Heat Kills—But Not Equally

Aug 16, 2021

High heat in much of the U.S. has been killing people. In fact, heat kills more people in this country than any other kind of extreme weather. But like almost every other problem, high temperatures are especially deadly for poor and working-class people.

Many workers—particularly black and Hispanic—live in neighborhoods that lack sufficient green spaces and trees, that have an excessive amount of hot road pavement, parking lots and buildings. They also frequently live in housing—both public and private—that lacks good ventilation and air conditioning.

These neighborhoods have summertime temperatures that average 5, 10 or even 15 degrees hotter than more affluent mostly white ones.
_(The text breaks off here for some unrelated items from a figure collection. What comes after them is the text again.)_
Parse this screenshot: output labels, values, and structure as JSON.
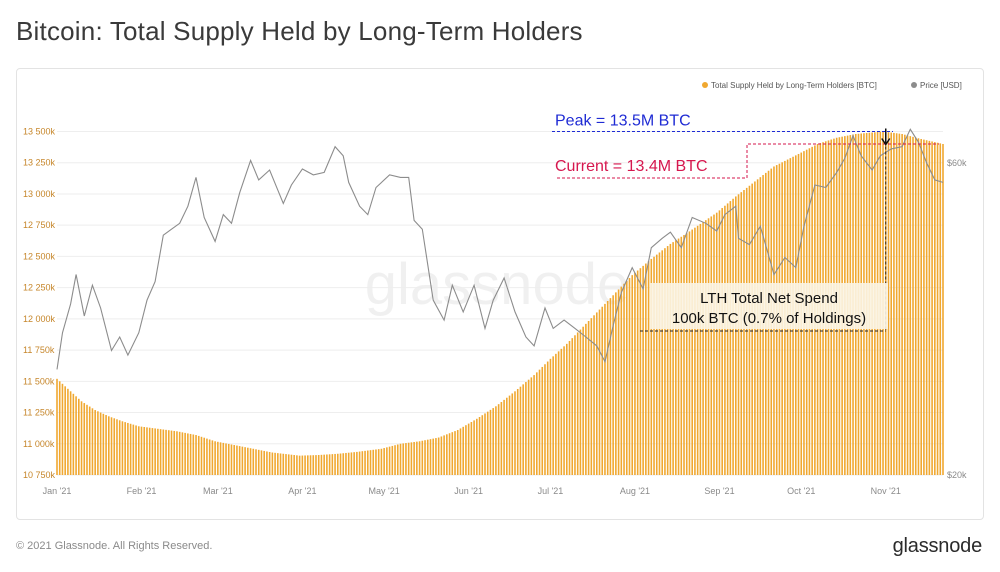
{
  "header": {
    "title": "Bitcoin: Total Supply Held by Long-Term Holders"
  },
  "footer": {
    "copyright": "© 2021 Glassnode. All Rights Reserved.",
    "brand": "glassnode"
  },
  "watermark": "glassnode",
  "colors": {
    "bars": "#f0a830",
    "price_line": "#8c8c8c",
    "peak": "#1f2bd4",
    "current": "#d6174e",
    "axis_text": "#8a8a8a",
    "annotation_bg": "#fbf4e4"
  },
  "chart_data": {
    "type": "bar",
    "title": "Bitcoin: Total Supply Held by Long-Term Holders",
    "xlabel": "",
    "ylabel": "",
    "ylim": [
      10750,
      13600
    ],
    "y2_scale": "log",
    "y2lim": [
      20000,
      70000
    ],
    "legend_position": "top-right",
    "legend": [
      "Total Supply Held by Long-Term Holders [BTC]",
      "Price [USD]"
    ],
    "y_ticks": [
      "10 750k",
      "11 000k",
      "11 250k",
      "11 500k",
      "11 750k",
      "12 000k",
      "12 250k",
      "12 500k",
      "12 750k",
      "13 000k",
      "13 250k",
      "13 500k"
    ],
    "y_tick_values": [
      10750,
      11000,
      11250,
      11500,
      11750,
      12000,
      12250,
      12500,
      12750,
      13000,
      13250,
      13500
    ],
    "y2_ticks": [
      {
        "label": "$20k",
        "value": 20000
      },
      {
        "label": "$60k",
        "value": 60000
      }
    ],
    "x_ticks": [
      "Jan '21",
      "Feb '21",
      "Mar '21",
      "Apr '21",
      "May '21",
      "Jun '21",
      "Jul '21",
      "Aug '21",
      "Sep '21",
      "Oct '21",
      "Nov '21"
    ],
    "x_tick_dates": [
      "2021-01-01",
      "2021-02-01",
      "2021-03-01",
      "2021-04-01",
      "2021-05-01",
      "2021-06-01",
      "2021-07-01",
      "2021-08-01",
      "2021-09-01",
      "2021-10-01",
      "2021-11-01"
    ],
    "x_range": [
      "2021-01-01",
      "2021-11-22"
    ],
    "series": [
      {
        "name": "Total Supply Held by Long-Term Holders [BTC]",
        "kind": "bar",
        "points": [
          [
            "2021-01-01",
            11520
          ],
          [
            "2021-01-05",
            11440
          ],
          [
            "2021-01-10",
            11340
          ],
          [
            "2021-01-15",
            11270
          ],
          [
            "2021-01-20",
            11220
          ],
          [
            "2021-01-25",
            11180
          ],
          [
            "2021-01-31",
            11140
          ],
          [
            "2021-02-07",
            11120
          ],
          [
            "2021-02-14",
            11100
          ],
          [
            "2021-02-21",
            11070
          ],
          [
            "2021-02-28",
            11020
          ],
          [
            "2021-03-07",
            10990
          ],
          [
            "2021-03-14",
            10960
          ],
          [
            "2021-03-21",
            10930
          ],
          [
            "2021-03-31",
            10905
          ],
          [
            "2021-04-07",
            10910
          ],
          [
            "2021-04-14",
            10920
          ],
          [
            "2021-04-21",
            10935
          ],
          [
            "2021-04-30",
            10960
          ],
          [
            "2021-05-07",
            11000
          ],
          [
            "2021-05-14",
            11020
          ],
          [
            "2021-05-21",
            11050
          ],
          [
            "2021-05-28",
            11110
          ],
          [
            "2021-06-04",
            11200
          ],
          [
            "2021-06-11",
            11300
          ],
          [
            "2021-06-18",
            11420
          ],
          [
            "2021-06-25",
            11550
          ],
          [
            "2021-07-01",
            11680
          ],
          [
            "2021-07-07",
            11800
          ],
          [
            "2021-07-14",
            11960
          ],
          [
            "2021-07-21",
            12120
          ],
          [
            "2021-07-31",
            12350
          ],
          [
            "2021-08-07",
            12480
          ],
          [
            "2021-08-14",
            12600
          ],
          [
            "2021-08-21",
            12700
          ],
          [
            "2021-08-31",
            12850
          ],
          [
            "2021-09-07",
            12980
          ],
          [
            "2021-09-14",
            13100
          ],
          [
            "2021-09-21",
            13220
          ],
          [
            "2021-09-30",
            13320
          ],
          [
            "2021-10-07",
            13400
          ],
          [
            "2021-10-14",
            13450
          ],
          [
            "2021-10-21",
            13480
          ],
          [
            "2021-10-31",
            13500
          ],
          [
            "2021-11-07",
            13480
          ],
          [
            "2021-11-14",
            13440
          ],
          [
            "2021-11-22",
            13400
          ]
        ]
      },
      {
        "name": "Price [USD]",
        "kind": "line",
        "axis": "right",
        "points": [
          [
            "2021-01-01",
            29000
          ],
          [
            "2021-01-03",
            33000
          ],
          [
            "2021-01-06",
            36500
          ],
          [
            "2021-01-08",
            40500
          ],
          [
            "2021-01-11",
            35000
          ],
          [
            "2021-01-14",
            39000
          ],
          [
            "2021-01-17",
            36000
          ],
          [
            "2021-01-21",
            31000
          ],
          [
            "2021-01-24",
            32500
          ],
          [
            "2021-01-27",
            30500
          ],
          [
            "2021-01-31",
            33000
          ],
          [
            "2021-02-03",
            37000
          ],
          [
            "2021-02-06",
            39500
          ],
          [
            "2021-02-09",
            46500
          ],
          [
            "2021-02-12",
            47500
          ],
          [
            "2021-02-15",
            48500
          ],
          [
            "2021-02-18",
            51500
          ],
          [
            "2021-02-21",
            57000
          ],
          [
            "2021-02-24",
            49500
          ],
          [
            "2021-02-28",
            45500
          ],
          [
            "2021-03-03",
            50000
          ],
          [
            "2021-03-06",
            48500
          ],
          [
            "2021-03-09",
            54000
          ],
          [
            "2021-03-13",
            60500
          ],
          [
            "2021-03-16",
            56500
          ],
          [
            "2021-03-20",
            58500
          ],
          [
            "2021-03-23",
            54500
          ],
          [
            "2021-03-25",
            52000
          ],
          [
            "2021-03-28",
            55500
          ],
          [
            "2021-04-01",
            58700
          ],
          [
            "2021-04-05",
            57500
          ],
          [
            "2021-04-09",
            58000
          ],
          [
            "2021-04-13",
            63500
          ],
          [
            "2021-04-16",
            61500
          ],
          [
            "2021-04-18",
            56000
          ],
          [
            "2021-04-22",
            51500
          ],
          [
            "2021-04-25",
            50000
          ],
          [
            "2021-04-28",
            55000
          ],
          [
            "2021-05-03",
            57500
          ],
          [
            "2021-05-07",
            57000
          ],
          [
            "2021-05-10",
            57000
          ],
          [
            "2021-05-12",
            49000
          ],
          [
            "2021-05-15",
            47500
          ],
          [
            "2021-05-19",
            37000
          ],
          [
            "2021-05-23",
            34500
          ],
          [
            "2021-05-26",
            39000
          ],
          [
            "2021-05-30",
            35500
          ],
          [
            "2021-06-03",
            39000
          ],
          [
            "2021-06-07",
            33500
          ],
          [
            "2021-06-10",
            37000
          ],
          [
            "2021-06-14",
            40000
          ],
          [
            "2021-06-18",
            35500
          ],
          [
            "2021-06-22",
            32500
          ],
          [
            "2021-06-25",
            31500
          ],
          [
            "2021-06-29",
            36000
          ],
          [
            "2021-07-02",
            33500
          ],
          [
            "2021-07-06",
            34500
          ],
          [
            "2021-07-10",
            33500
          ],
          [
            "2021-07-14",
            32500
          ],
          [
            "2021-07-18",
            31500
          ],
          [
            "2021-07-21",
            29800
          ],
          [
            "2021-07-24",
            33800
          ],
          [
            "2021-07-27",
            38000
          ],
          [
            "2021-07-31",
            41500
          ],
          [
            "2021-08-04",
            38500
          ],
          [
            "2021-08-07",
            44500
          ],
          [
            "2021-08-11",
            46000
          ],
          [
            "2021-08-14",
            47000
          ],
          [
            "2021-08-18",
            44500
          ],
          [
            "2021-08-22",
            49500
          ],
          [
            "2021-08-27",
            48500
          ],
          [
            "2021-08-31",
            47200
          ],
          [
            "2021-09-03",
            50000
          ],
          [
            "2021-09-07",
            51500
          ],
          [
            "2021-09-08",
            46000
          ],
          [
            "2021-09-12",
            45000
          ],
          [
            "2021-09-16",
            48000
          ],
          [
            "2021-09-21",
            40500
          ],
          [
            "2021-09-25",
            43000
          ],
          [
            "2021-09-29",
            41500
          ],
          [
            "2021-10-02",
            48000
          ],
          [
            "2021-10-06",
            55500
          ],
          [
            "2021-10-10",
            55000
          ],
          [
            "2021-10-14",
            58000
          ],
          [
            "2021-10-17",
            61000
          ],
          [
            "2021-10-20",
            66000
          ],
          [
            "2021-10-23",
            61500
          ],
          [
            "2021-10-27",
            58500
          ],
          [
            "2021-10-30",
            61500
          ],
          [
            "2021-11-03",
            63000
          ],
          [
            "2021-11-07",
            63500
          ],
          [
            "2021-11-10",
            67500
          ],
          [
            "2021-11-13",
            64500
          ],
          [
            "2021-11-16",
            60000
          ],
          [
            "2021-11-19",
            56500
          ],
          [
            "2021-11-22",
            56000
          ]
        ]
      }
    ],
    "annotations": [
      {
        "label": "Peak = 13.5M BTC",
        "value": 13500,
        "color": "peak"
      },
      {
        "label": "Current = 13.4M BTC",
        "value": 13400,
        "color": "current"
      },
      {
        "label_line1": "LTH Total Net Spend",
        "label_line2": "100k BTC (0.7% of Holdings)",
        "date": "2021-11-01"
      }
    ]
  }
}
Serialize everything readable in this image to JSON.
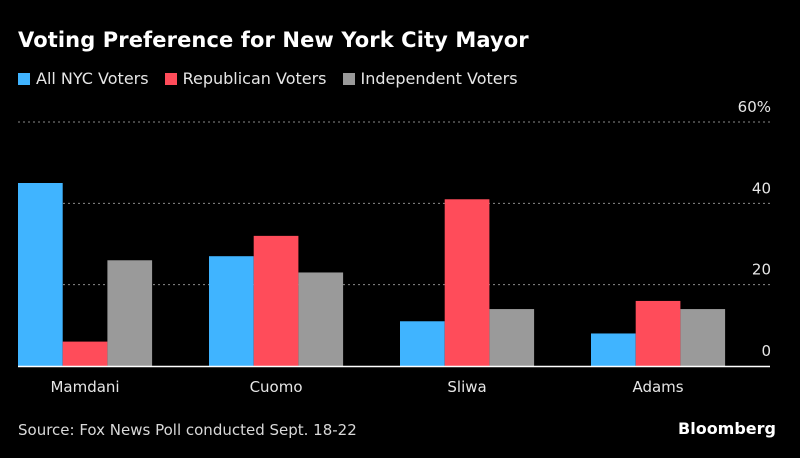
{
  "chart_data": {
    "type": "bar",
    "title": "Voting Preference for New York City Mayor",
    "categories": [
      "Mamdani",
      "Cuomo",
      "Sliwa",
      "Adams"
    ],
    "series": [
      {
        "name": "All NYC Voters",
        "color": "#40b4ff",
        "values": [
          45,
          27,
          11,
          8
        ]
      },
      {
        "name": "Republican Voters",
        "color": "#ff4c5a",
        "values": [
          6,
          32,
          41,
          16
        ]
      },
      {
        "name": "Independent Voters",
        "color": "#9a9a9a",
        "values": [
          26,
          23,
          14,
          14
        ]
      }
    ],
    "ylim": [
      0,
      60
    ],
    "yticks": [
      {
        "value": 60,
        "label": "60%"
      },
      {
        "value": 40,
        "label": "40"
      },
      {
        "value": 20,
        "label": "20"
      },
      {
        "value": 0,
        "label": "0"
      }
    ],
    "grid": true,
    "legend_position": "top-left",
    "xlabel": "",
    "ylabel": ""
  },
  "footer": {
    "source": "Source: Fox News Poll conducted Sept. 18-22",
    "brand": "Bloomberg"
  }
}
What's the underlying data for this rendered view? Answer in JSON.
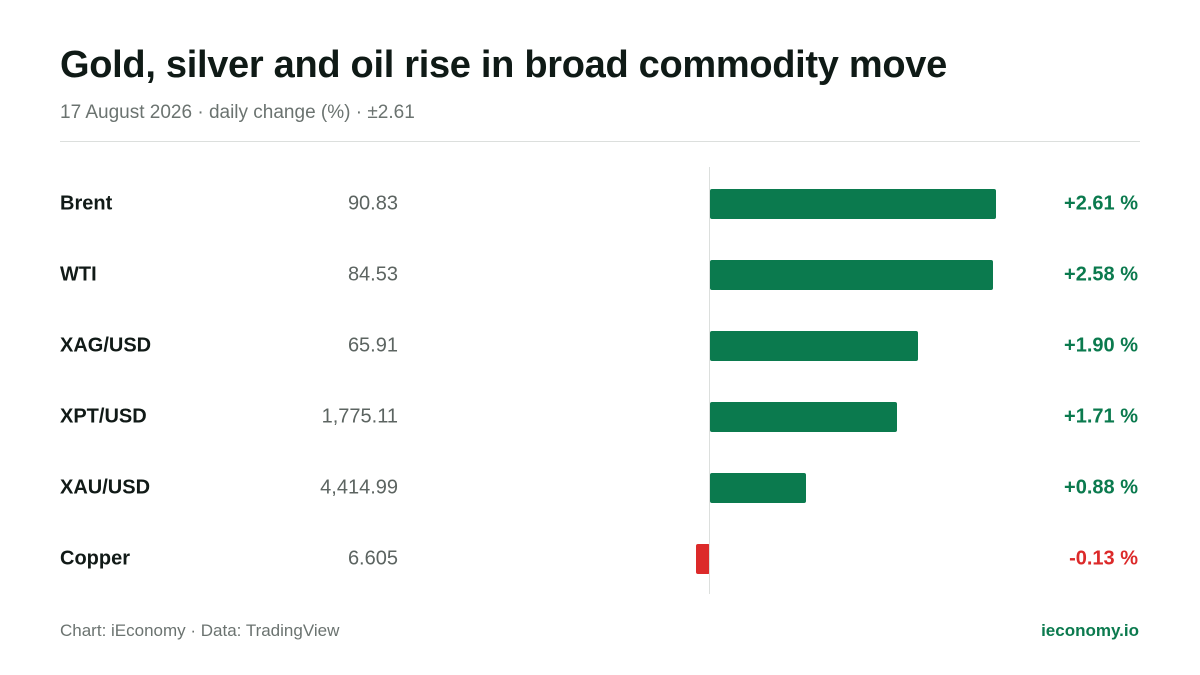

This is not coincidental. As one environmental consultant put it: “We didn’t get here by accident, and we’re not going to get it fixed by accident.” Especially since climate changes are making the situation worse.

Government housing and real estate regulations have always been drawn up to benefit real estate companies and wealthy people. Racist government housing policies starting from the 1930s caused residential investment in certain areas to be choked off, while nearby industrial investment was encouraged. Highways were also frequently run through or near these neighborhoods, bringing more heat and pollution.

This is the reason we are in this situation today.